Söder reist zu Putin. Lehren aus Fehlern der Vergangenheit .

MIKE SCHIER

Reisen bayerischer Ministerpräsidenten zu Wladimir Putin sind vermintes Terrain. Unvergessen ist, wie Horst Seehofer 2016 völlig kritiklos den „noblen“ Putin feierte und dafür lobte, dass dieser heutzutage Konflikte ohne Krieg löse. Dummerweise bombardierten die Russen quasi zeitgleich Rebellenstellungen in Syrien. Und parallel lief der Krieg im Osten der Ukraine. Seehofer sagte dazu: „Da gibt’s jetzt Schießereien.“ Die deutschen Korrespondenten, viele von ihnen auch Berichterstatter aus den Kampfgebieten, reagierten völlig entsetzt.

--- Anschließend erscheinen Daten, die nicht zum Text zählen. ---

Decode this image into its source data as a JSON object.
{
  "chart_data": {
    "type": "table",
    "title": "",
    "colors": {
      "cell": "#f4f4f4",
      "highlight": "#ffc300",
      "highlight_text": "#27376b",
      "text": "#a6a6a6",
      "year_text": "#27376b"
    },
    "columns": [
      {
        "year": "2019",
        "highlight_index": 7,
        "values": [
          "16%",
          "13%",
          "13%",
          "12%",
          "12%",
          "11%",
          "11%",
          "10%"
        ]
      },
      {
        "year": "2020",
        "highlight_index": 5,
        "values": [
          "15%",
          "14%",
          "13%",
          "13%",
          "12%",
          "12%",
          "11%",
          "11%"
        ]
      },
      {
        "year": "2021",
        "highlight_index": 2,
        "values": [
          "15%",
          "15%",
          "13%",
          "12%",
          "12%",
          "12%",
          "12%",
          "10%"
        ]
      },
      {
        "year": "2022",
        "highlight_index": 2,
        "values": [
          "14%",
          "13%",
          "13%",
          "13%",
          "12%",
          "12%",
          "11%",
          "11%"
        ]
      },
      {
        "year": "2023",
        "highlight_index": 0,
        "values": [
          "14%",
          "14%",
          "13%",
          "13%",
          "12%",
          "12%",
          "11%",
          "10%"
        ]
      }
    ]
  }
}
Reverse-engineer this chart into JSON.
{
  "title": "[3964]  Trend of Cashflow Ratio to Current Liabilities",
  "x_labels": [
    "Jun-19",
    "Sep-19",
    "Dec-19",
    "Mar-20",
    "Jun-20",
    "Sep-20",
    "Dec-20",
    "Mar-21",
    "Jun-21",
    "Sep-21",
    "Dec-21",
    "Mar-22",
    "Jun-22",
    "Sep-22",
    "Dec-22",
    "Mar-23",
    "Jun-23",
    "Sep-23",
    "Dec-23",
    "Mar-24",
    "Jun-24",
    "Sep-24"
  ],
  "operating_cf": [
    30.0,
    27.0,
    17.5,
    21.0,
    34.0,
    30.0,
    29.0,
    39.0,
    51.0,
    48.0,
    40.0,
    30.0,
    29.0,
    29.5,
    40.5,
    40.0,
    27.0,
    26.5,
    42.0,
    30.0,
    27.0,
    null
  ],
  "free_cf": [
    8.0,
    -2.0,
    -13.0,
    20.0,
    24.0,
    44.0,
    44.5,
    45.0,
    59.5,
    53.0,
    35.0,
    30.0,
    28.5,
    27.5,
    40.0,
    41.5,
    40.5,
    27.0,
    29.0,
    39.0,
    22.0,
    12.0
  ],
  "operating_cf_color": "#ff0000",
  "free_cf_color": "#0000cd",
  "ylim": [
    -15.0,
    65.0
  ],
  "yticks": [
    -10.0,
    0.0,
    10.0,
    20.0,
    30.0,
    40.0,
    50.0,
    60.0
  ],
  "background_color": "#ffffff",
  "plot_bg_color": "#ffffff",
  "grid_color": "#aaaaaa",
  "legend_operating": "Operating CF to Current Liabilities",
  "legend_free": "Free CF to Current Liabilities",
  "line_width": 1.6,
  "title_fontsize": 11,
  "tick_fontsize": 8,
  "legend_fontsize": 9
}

Es hat lange gedauert, bis sich die bayerische Außenpolitik von dieser Reise erholt hat. Markus Söder wird also mehr als gewarnt sein, wenn er in der kommenden Woche nun seinerseits nach Moskau aufbricht. Schon seit der Amtszeit von Edmund Stoiber steht der Vorwurf im Raum, Bayern würde eher ein freundschaftliches Verhältnis zu Putin suchen als zum alten Bündnispartner USA. Söder, eigentlich eher Transatlantiker, reist deshalb im April auch nach Westen, obwohl es immer schwieriger wird, mit der Trump-Administration einen vernünftigen Gesprächsfaden zu knüpfen. Bei Seehofers Moskau-Desaster hieß der US-Präsident noch Barack Obama.

Skeptiker mögen einwenden, ob ein bayerischer Ministerpräsident überhaupt solche Reisen tätigen muss. Die Antwort lautet: Ja. Erstens weil ein CSU-Vorsitzender zu Zeiten der GroKo eben auch in der Bundesregierung Gewicht hat. Zweitens, weil Bayern sowohl wirtschaftlich wie geografisch eine zentrale Rolle in Europa spielt. Nur: Seehofer agierte damals auf eigene Rechnung, an der Kanzlerin vorbei. Söder hat daraus hoffentlich gelernt.